BM başta olmak üzere UCM, UAD ve bütün uluslararası kuruluşların zoraki aldıkları kararlar ise hiçbir zaman İsrail’in umurunda olmadı. İsrail işlediği her vahşetten sonra kendini temize çıkarmayı becermiş, katlettiği insanları katil kendini de mazlum gibi gösterebilmiştir. Bunu yaparken de Siyonist yapıların sahip olduğu Hollywood, medya, finans, siyasi güç gibi aparatları sürekli kullandı. En son, ABD’de üniversitelerdeki göstericileri, Yahudileri yok etmeye çalışan Nazi kalıntıları olarak niteleyerek kendi vahşetine masumlaştırma çabasına girdi.
Amerika Birleşik Devletlerinin iç yazışmalarında, İsrail’in uluslararası hukuku nasıl ayaklar altına aldığı açıkça beyan edilmiş olsa da, başa Cumhuriyetçiler de (Trump) gelse, Demokratlar da (Biden) Filistin’de soykırımcı İsrail’e destek değişmiyor. Birleşik Krallık’ta başta İşçi Partisi de olsa, Muhafazakar Parti de olsa her zaman İsrail’in en iyi destekçisi olmaya devam ediyor.
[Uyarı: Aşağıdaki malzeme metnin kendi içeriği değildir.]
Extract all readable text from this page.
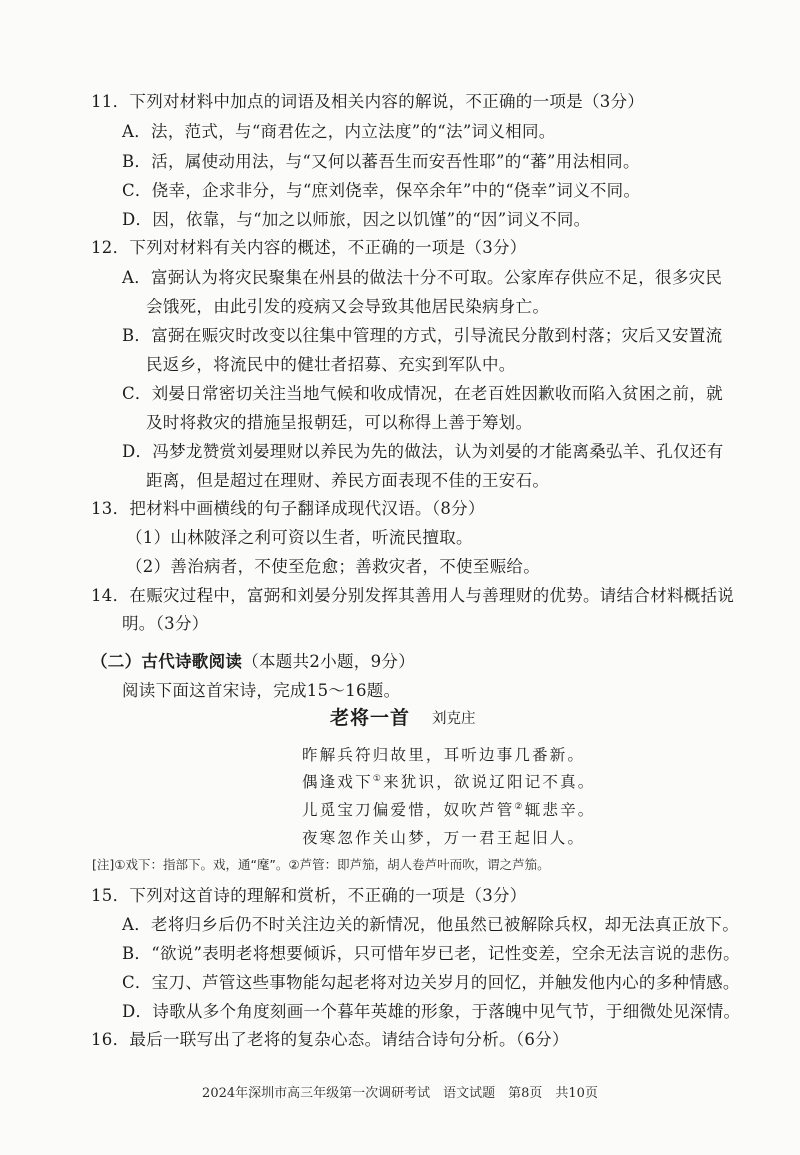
11．下列对材料中加点的词语及相关内容的解说，不正确的一项是（3分）
A．法，范式，与“商君佐之，内立法度”的“法”词义相同。
B．活，属使动用法，与“又何以蕃吾生而安吾性耶”的“蕃”用法相同。
C．侥幸，企求非分，与“庶刘侥幸，保卒余年”中的“侥幸”词义不同。
D．因，依靠，与“加之以师旅，因之以饥馑”的“因”词义不同。
12．下列对材料有关内容的概述，不正确的一项是（3分）
A．富弼认为将灾民聚集在州县的做法十分不可取。公家库存供应不足，很多灾民
会饿死，由此引发的疫病又会导致其他居民染病身亡。
B．富弼在赈灾时改变以往集中管理的方式，引导流民分散到村落；灾后又安置流
民返乡，将流民中的健壮者招募、充实到军队中。
C．刘晏日常密切关注当地气候和收成情况，在老百姓因歉收而陷入贫困之前，就
及时将救灾的措施呈报朝廷，可以称得上善于筹划。
D．冯梦龙赞赏刘晏理财以养民为先的做法，认为刘晏的才能离桑弘羊、孔仅还有
距离，但是超过在理财、养民方面表现不佳的王安石。
13．把材料中画横线的句子翻译成现代汉语。（8分）
（1）山林陂泽之利可资以生者，听流民擅取。
（2）善治病者，不使至危愈；善救灾者，不使至赈给。
14．在赈灾过程中，富弼和刘晏分别发挥其善用人与善理财的优势。请结合材料概括说
明。（3分）
（二）古代诗歌阅读（本题共2小题，9分）
阅读下面这首宋诗，完成15～16题。
老将一首 刘克庄
昨解兵符归故里，耳听边事几番新。
偶逢戏下①来犹识，欲说辽阳记不真。
儿觅宝刀偏爱惜，奴吹芦管②辄悲辛。
夜寒忽作关山梦，万一君王起旧人。
[注]①戏下：指部下。戏，通“麾”。②芦管：即芦笳，胡人卷芦叶而吹，谓之芦笳。
15．下列对这首诗的理解和赏析，不正确的一项是（3分）
A．老将归乡后仍不时关注边关的新情况，他虽然已被解除兵权，却无法真正放下。
B．“欲说”表明老将想要倾诉，只可惜年岁已老，记性变差，空余无法言说的悲伤。
C．宝刀、芦管这些事物能勾起老将对边关岁月的回忆，并触发他内心的多种情感。
D．诗歌从多个角度刻画一个暮年英雄的形象，于落魄中见气节，于细微处见深情。
16．最后一联写出了老将的复杂心态。请结合诗句分析。（6分）
2024年深圳市高三年级第一次调研考试　语文试题　第8页　共10页
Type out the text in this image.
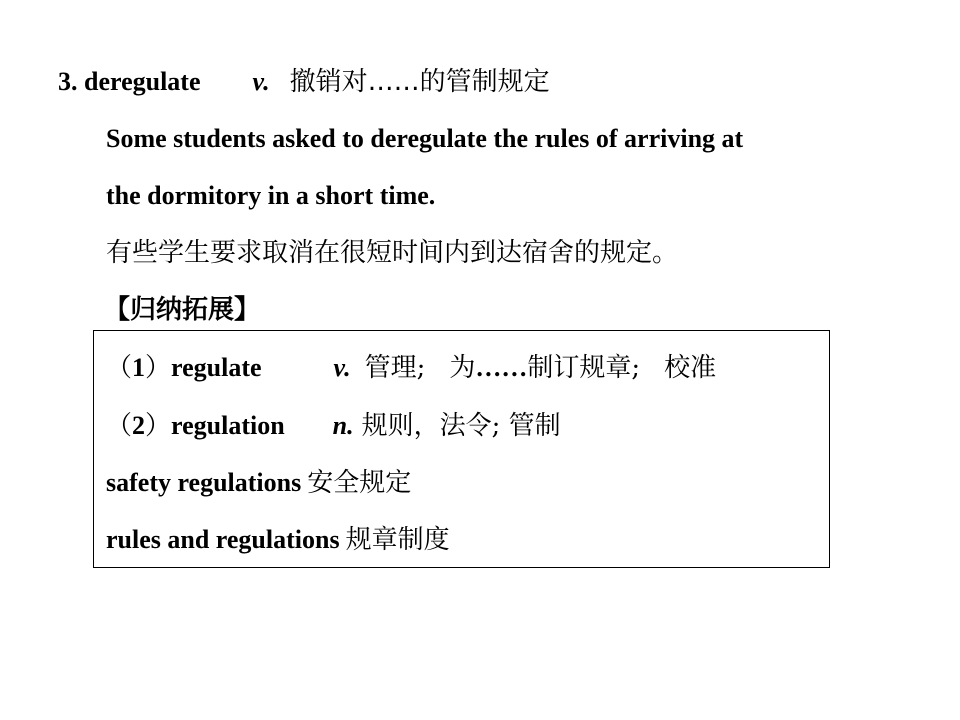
3. deregulate v. 撤销对……的管制规定
Some students asked to deregulate the rules of arriving at
the dormitory in a short time.
有些学生要求取消在很短时间内到达宿舍的规定。
【归纳拓展】
（1）regulate	v. 管理; 为……制订规章; 校准
（2）regulation n. 规则，法令; 管制
safety regulations 安全规定
rules and regulations 规章制度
Son dönemde ABD ile ilişkileri sıcak tutmak isteyen Londra’nın İsrail’e kayıtsız şartsız destek vererek Washington’un gözüne girme çabasında olduğu konuşuluyor. Almanya, Fransa aynı minvalde siyaset uyguluyor.
İsrail’in soykırım işlediğini söyleme cesareti olan üç ülke bugün Siyonistlerin yönettiği siyasi, askeri, ekonomik baronların hedefinde. Tabiki bu babayiğitlerin başında Türkiye lideri Tayyip Erdoğan bulunuyor. İkinci sırada İsrail soykırımını UAD’a taşıyan Güney Afrika bulunuyor. Bir de Katar, bombalardan kurtulan Filistinlilerin açlıktan ölmemesi için çabalıyor.
İsrail’e karşı sesini yükselten Erdoğan’a uyarı niteliğinde cevap önce Almanya Cumhurbaşkanı Frank-Walter Steinmeier’den geldi. Üç günlük Türkiye ziyaretinde, İstanbul’da Ekrem İmamoğlu ile buluştu. Ardından Gaziantep’e gitti. Dönüşünde Ankara’da Özgür Özel ve Mansur Yavaş ile görüştü. Tüm bunlara rağmen Erdoğan Steinmeier’i kabul etti. Peki bir Türk Cumhurbaşkanı Almanya’ya gitse, muhalefet partisinin lideri ve belediye başkanları ile görüşse acaba Alman hükümeti o Cumhurbaşkanı’na iç işlerimize karışıyorsunuz diye ne tür engeller çıkartırdı. İkinci uyarı ise malum ABD’den geldi. Erdoğan’ın ABD ziyareti, İsrail’e söylenen sözler sebebiyle iptal edildi. Biden, ‘Sen bizim efendimizin katliamlarına söz söylersen biz de seni Beyaz Saray’da kabul etmeyiz’ mesajını gönderdi.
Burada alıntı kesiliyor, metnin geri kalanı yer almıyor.